The seller reserves the right to make design changes to its finished products at any time; however, it is not obliged to make such changes to finished products that have already been delivered.

§ 11 Patents

  1. The seller shall indemnify the buyer and its customers against claims arising from infringements of copyrights, trademarks, or patents, unless the design of a contractual item originates from the buyer. The seller's indemnification obligation is limited to the foreseeable damages. An additional condition for indemnification is that the seller is given control of any legal proceedings and that the alleged infringement is solely attributable to the design of the seller's contractual items without any connection to or use with other contractual items.
  2. The seller has the option to be released from the obligations assumed in paragraph 1 by either a) obtaining the necessary licenses relating to the allegedly infringed patents or b) providing the buyer with a modified contractual item or parts thereof which, if exchanged for the infringing contractual item or part thereof, will eliminate the allegation of infringement relating to the contractual item.

§ 12 Confidentiality

Unless expressly agreed otherwise in writing, information provided to the seller in connection with the business relationship and specific orders shall not be considered confidential.

§13 Liability

  1. Claims for damages are excluded regardless of the type of breach of duty, including tortious acts, unless the breach was intentional or grossly negligent.
  2. Claims for lost profits, saved expenses from third-party claims for damages, and other indirect and consequential damages cannot be asserted.
  3. The limitations and exclusions of liability in paragraph 1 do not apply to claims arising from fraudulent conduct by the seller, nor to liability for guaranteed characteristics, claims under the Product Liability Act, nor to damages resulting from injury to life, body or health.
  4. If the protective devices usually provided for new and used finished products are not obtained at the express request of the buyer, the seller is exempt from any liability for damages resulting therefrom.
  5. To the extent that the seller's liability is excluded or limited, this also applies to the seller's employees, workers, agents, and vicarious agents.

§ 14 Place of performance, applicable law, place of jurisdiction

  1. Unless otherwise agreed in the contract, the place of performance for payment and delivery is the seller's place of business.
  2. These terms and conditions and all legal relations between seller and buyer are governed by the laws of the Federal Republic of Germany.
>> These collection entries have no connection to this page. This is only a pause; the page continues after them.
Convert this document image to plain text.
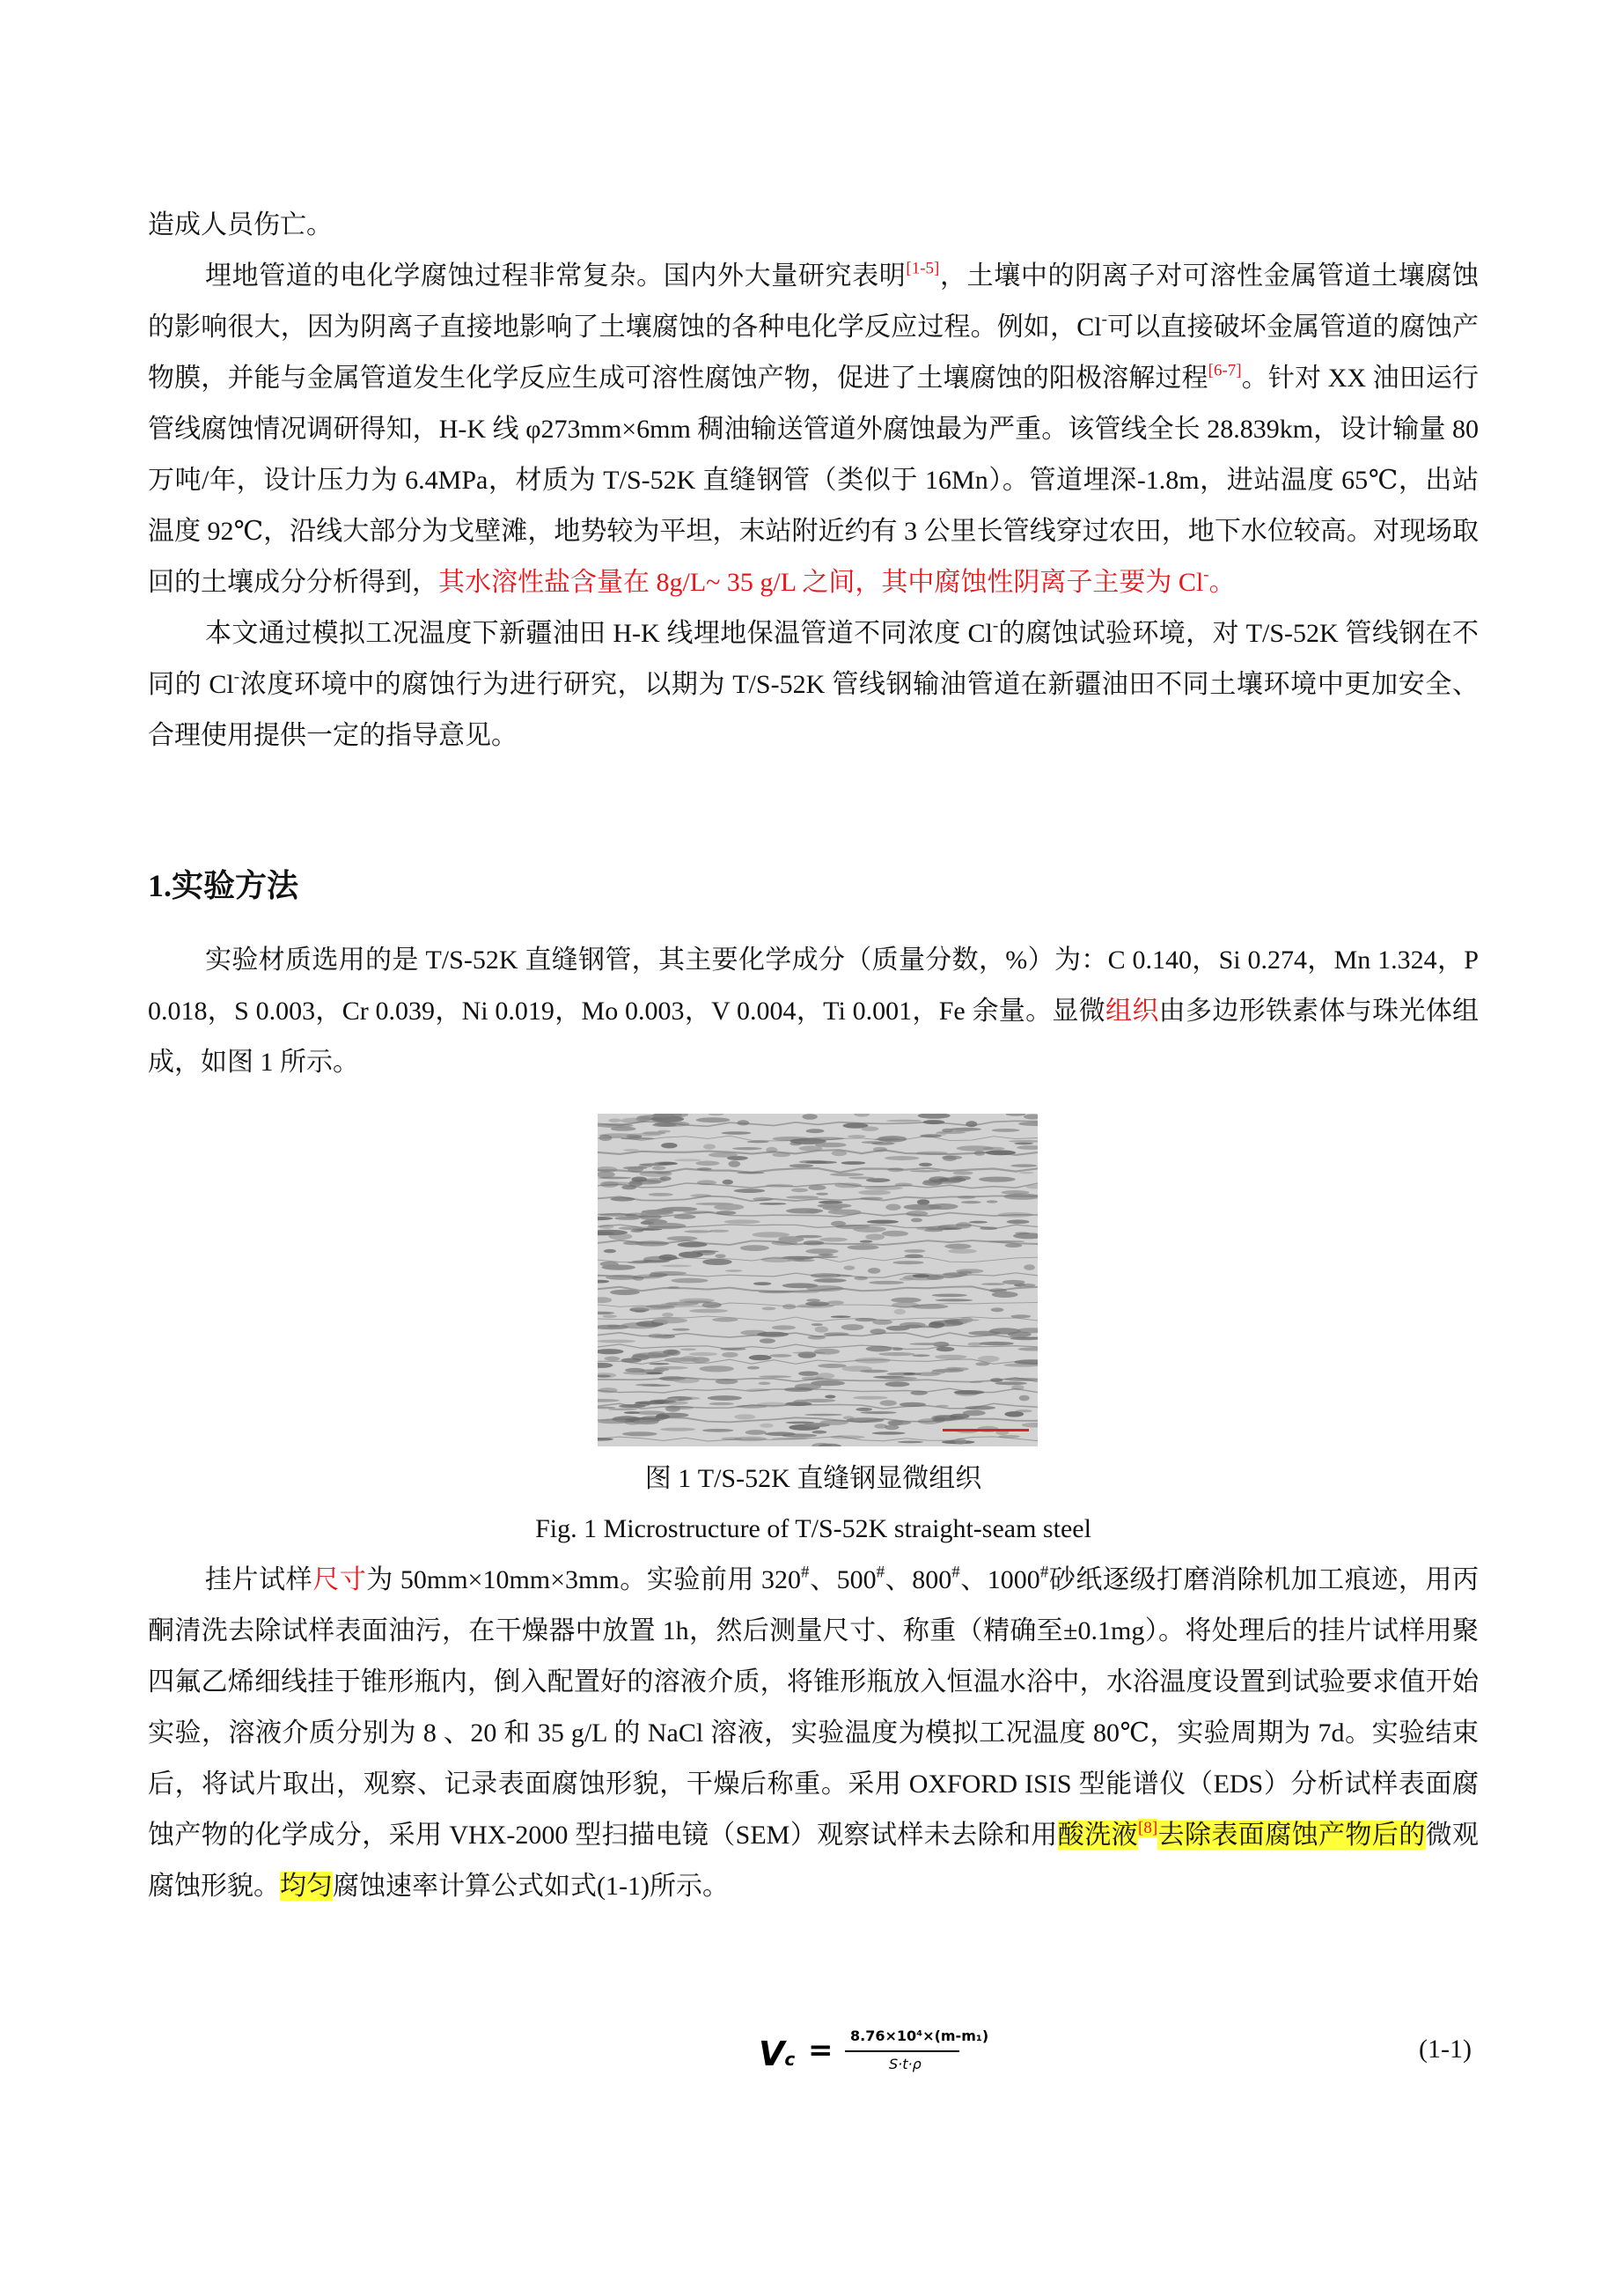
造成人员伤亡。

埋地管道的电化学腐蚀过程非常复杂。国内外大量研究表明[1-5]，土壤中的阴离子对可溶性金属管道土壤腐蚀的影响很大，因为阴离子直接地影响了土壤腐蚀的各种电化学反应过程。例如，Cl-可以直接破坏金属管道的腐蚀产物膜，并能与金属管道发生化学反应生成可溶性腐蚀产物，促进了土壤腐蚀的阳极溶解过程[6-7]。针对 XX 油田运行管线腐蚀情况调研得知，H-K 线 φ273mm×6mm 稠油输送管道外腐蚀最为严重。该管线全长 28.839km，设计输量 80 万吨/年，设计压力为 6.4MPa，材质为 T/S-52K 直缝钢管（类似于 16Mn）。管道埋深-1.8m，进站温度 65℃，出站温度 92℃，沿线大部分为戈壁滩，地势较为平坦，末站附近约有 3 公里长管线穿过农田，地下水位较高。对现场取回的土壤成分分析得到，其水溶性盐含量在 8g/L~ 35 g/L 之间，其中腐蚀性阴离子主要为 Cl-。

本文通过模拟工况温度下新疆油田 H-K 线埋地保温管道不同浓度 Cl-的腐蚀试验环境，对 T/S-52K 管线钢在不同的 Cl-浓度环境中的腐蚀行为进行研究，以期为 T/S-52K 管线钢输油管道在新疆油田不同土壤环境中更加安全、合理使用提供一定的指导意见。

1.实验方法

实验材质选用的是 T/S-52K 直缝钢管，其主要化学成分（质量分数，%）为：C 0.140，Si 0.274，Mn 1.324，P 0.018，S 0.003，Cr 0.039，Ni 0.019，Mo 0.003，V 0.004，Ti 0.001，Fe 余量。显微组织由多边形铁素体与珠光体组成，如图 1 所示。

图 1 T/S-52K 直缝钢显微组织

Fig. 1 Microstructure of T/S-52K straight-seam steel

挂片试样尺寸为 50mm×10mm×3mm。实验前用 320#、500#、800#、1000#砂纸逐级打磨消除机加工痕迹，用丙酮清洗去除试样表面油污，在干燥器中放置 1h，然后测量尺寸、称重（精确至±0.1mg）。将处理后的挂片试样用聚四氟乙烯细线挂于锥形瓶内，倒入配置好的溶液介质，将锥形瓶放入恒温水浴中，水浴温度设置到试验要求值开始实验，溶液介质分别为 8 、20 和 35 g/L 的 NaCl 溶液，实验温度为模拟工况温度 80℃，实验周期为 7d。实验结束后，将试片取出，观察、记录表面腐蚀形貌，干燥后称重。采用 OXFORD ISIS 型能谱仪（EDS）分析试样表面腐蚀产物的化学成分，采用 VHX-2000 型扫描电镜（SEM）观察试样未去除和用酸洗液[8]去除表面腐蚀产物后的微观腐蚀形貌。均匀腐蚀速率计算公式如式(1-1)所示。

Vc = 8.76×10⁴×(m-m₁)
S·t·ρ
(1-1)
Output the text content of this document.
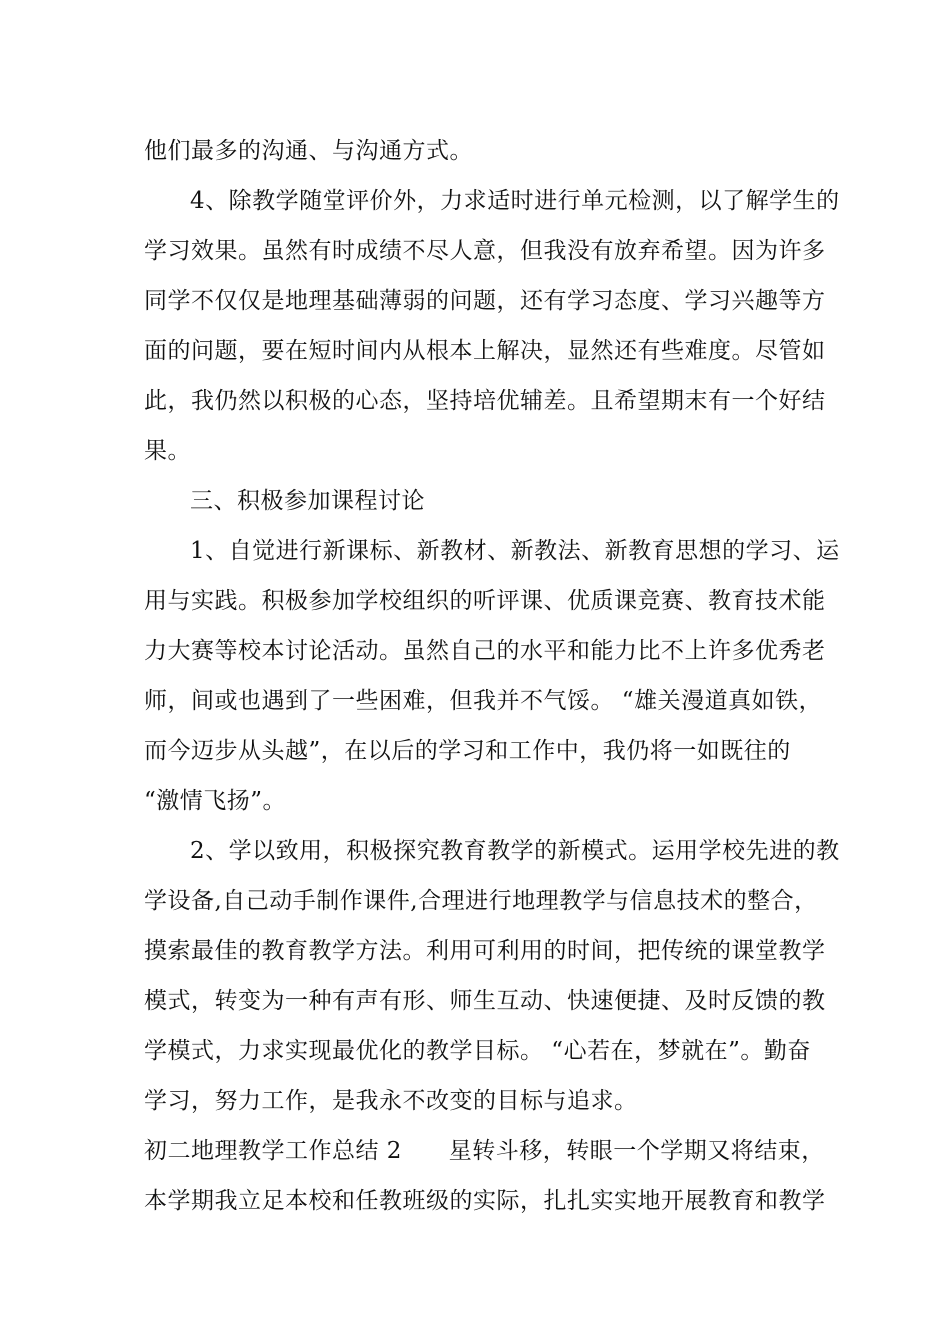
他们最多的沟通、与沟通方式。
4、除教学随堂评价外，力求适时进行单元检测，以了解学生的
学习效果。虽然有时成绩不尽人意，但我没有放弃希望。因为许多
同学不仅仅是地理基础薄弱的问题，还有学习态度、学习兴趣等方
面的问题，要在短时间内从根本上解决，显然还有些难度。尽管如
此，我仍然以积极的心态，坚持培优辅差。且希望期末有一个好结
果。
三、积极参加课程讨论
1、自觉进行新课标、新教材、新教法、新教育思想的学习、运
用与实践。积极参加学校组织的听评课、优质课竞赛、教育技术能
力大赛等校本讨论活动。虽然自己的水平和能力比不上许多优秀老
师，间或也遇到了一些困难，但我并不气馁。 “雄关漫道真如铁，
而今迈步从头越”，在以后的学习和工作中，我仍将一如既往的
“激情飞扬”。
2、学以致用，积极探究教育教学的新模式。运用学校先进的教
学设备,自己动手制作课件,合理进行地理教学与信息技术的整合，
摸索最佳的教育教学方法。利用可利用的时间，把传统的课堂教学
模式，转变为一种有声有形、师生互动、快速便捷、及时反馈的教
学模式，力求实现最优化的教学目标。 “心若在，梦就在”。勤奋
学习，努力工作，是我永不改变的目标与追求。
初二地理教学工作总结 2      星转斗移，转眼一个学期又将结束，
本学期我立足本校和任教班级的实际，扎扎实实地开展教育和教学
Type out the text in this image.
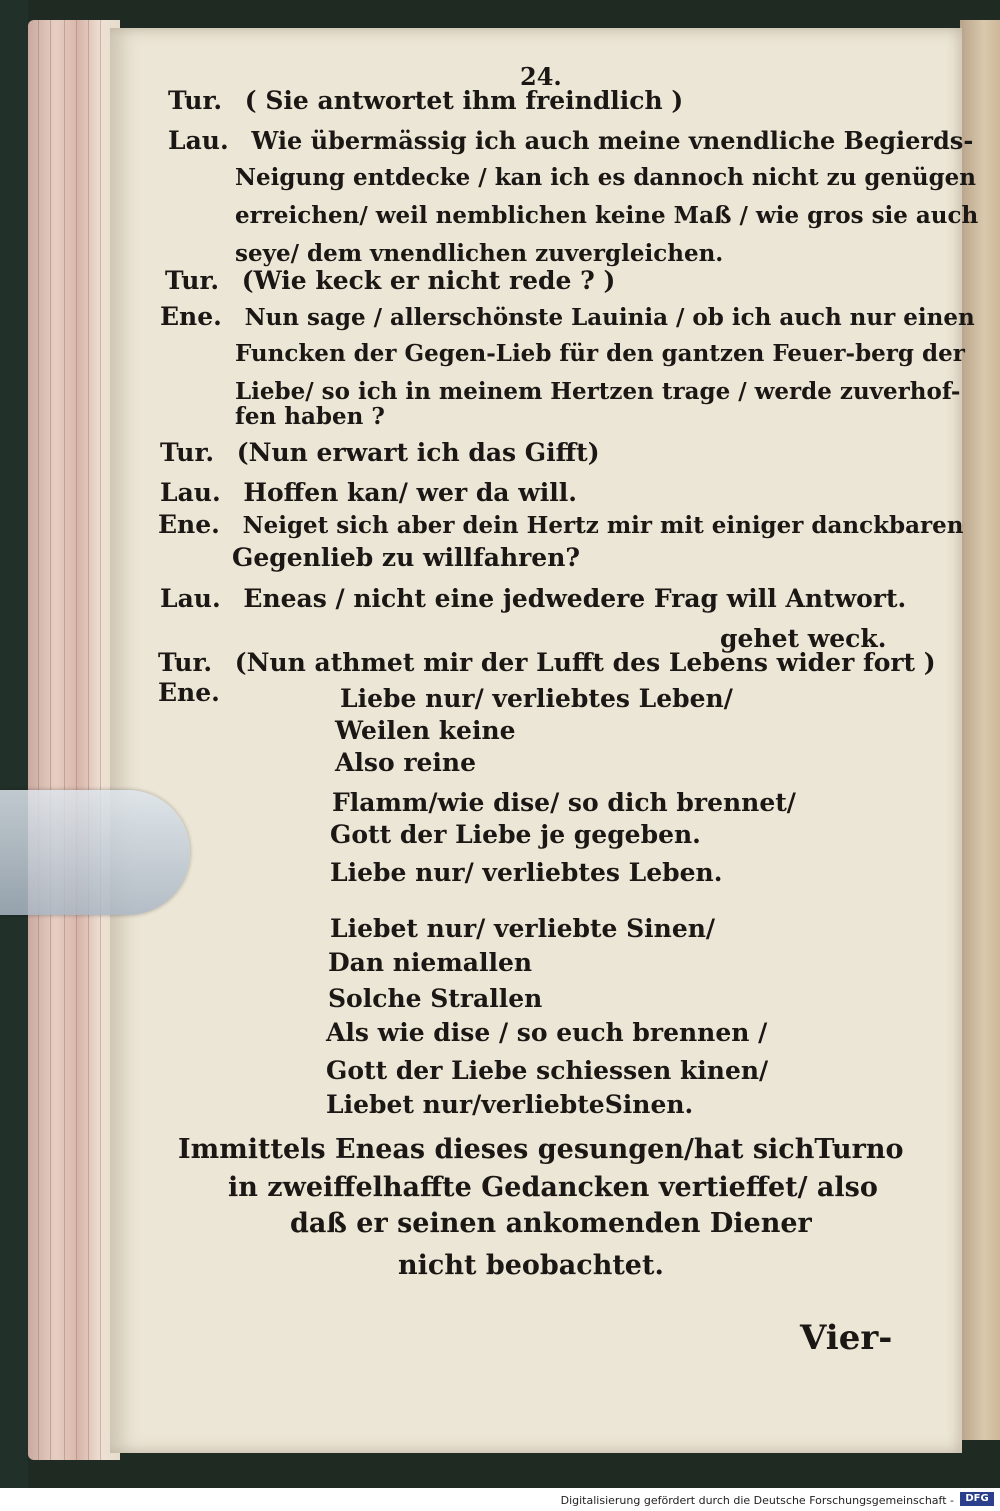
24.
Tur. ( Sie antwortet ihm freindlich )
Lau. Wie übermässig ich auch meine vnendliche Begierds-
Neigung entdecke / kan ich es dannoch nicht zu genügen
erreichen/ weil nemblichen keine Maß / wie gros sie auch
seye/ dem vnendlichen zuvergleichen.
Tur. (Wie keck er nicht rede ? )
Ene. Nun sage / allerschönste Lauinia / ob ich auch nur einen
Funcken der Gegen-Lieb für den gantzen Feuer-berg der
Liebe/ so ich in meinem Hertzen trage / werde zuverhof-
fen haben ?
Tur. (Nun erwart ich das Gifft)
Lau. Hoffen kan/ wer da will.
Ene. Neiget sich aber dein Hertz mir mit einiger danckbaren
Gegenlieb zu willfahren?
Lau. Eneas / nicht eine jedwedere Frag will Antwort.
gehet weck.
Tur. (Nun athmet mir der Lufft des Lebens wider fort )
Ene.	Liebe nur/ verliebtes Leben/
Weilen keine
Also reine
Flamm/wie dise/ so dich brennet/
Gott der Liebe je gegeben.
Liebe nur/ verliebtes Leben.
Liebet nur/ verliebte Sinen/
Dan niemallen
Solche Strallen
Als wie dise / so euch brennen /
Gott der Liebe schiessen kinen/
Liebet nur/verliebteSinen.
Immittels Eneas dieses gesungen/hat sichTurno
in zweiffelhaffte Gedancken vertieffet/ also
daß er seinen ankomenden Diener
nicht beobachtet.
Vier-
Digitalisierung gefördert durch die Deutsche Forschungsgemeinschaft -	DFG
The provisions of the UN Convention on Contracts for the International Sale of Goods (CISG) do not apply.
  3. If the buyer is a merchant, a legal entity under public law, or a special fund under public law, Wittenberg shall be the exclusive place of jurisdiction for all disputes arising directly or indirectly from the contractual relationship. The same place of jurisdiction applies if the buyer has no general place of jurisdiction in Germany at the time of conclusion of the contract, if the buyer has moved their registered office, domicile, or habitual residence abroad after conclusion of the contract, or if their registered office or habitual residence is unknown at the time the action is brought. To the aforementioned extent, this also applies to claims arising from bills of exchange and checks, as well as claims arising from tort. However, the seller is entitled, but not obligated, to bring an action before any other competent court.

§ 15 Partial invalidity, legal validity, data protection

  1. Should any provision in these Terms and Conditions or any provision in other agreements be or become invalid, this shall not affect the validity of the remaining provisions of the contracts or any other terms or agreements between the seller and the buyer. The statutory provisions shall apply exclusively in its place; that is, the provision in question shall under no circumstances be replaced by the buyer's terms and conditions.
  2. All contracts between seller and buyer, as well as any amendments or additions to contracts, require written confirmation by the seller to be effective; this also applies to any deviation from the contractual requirement of written form itself.
  3. Legally relevant declarations of intent, such as notices of termination, declarations of withdrawal, requests for price reductions or claims for damages, are only effective if they are made in writing.
  4. The seller is entitled to process and store the data obtained in connection with the business relationship about the buyer – even if it originates from third parties – in accordance with the Federal Data Protection Act, or to have it processed and stored by third parties commissioned by the seller.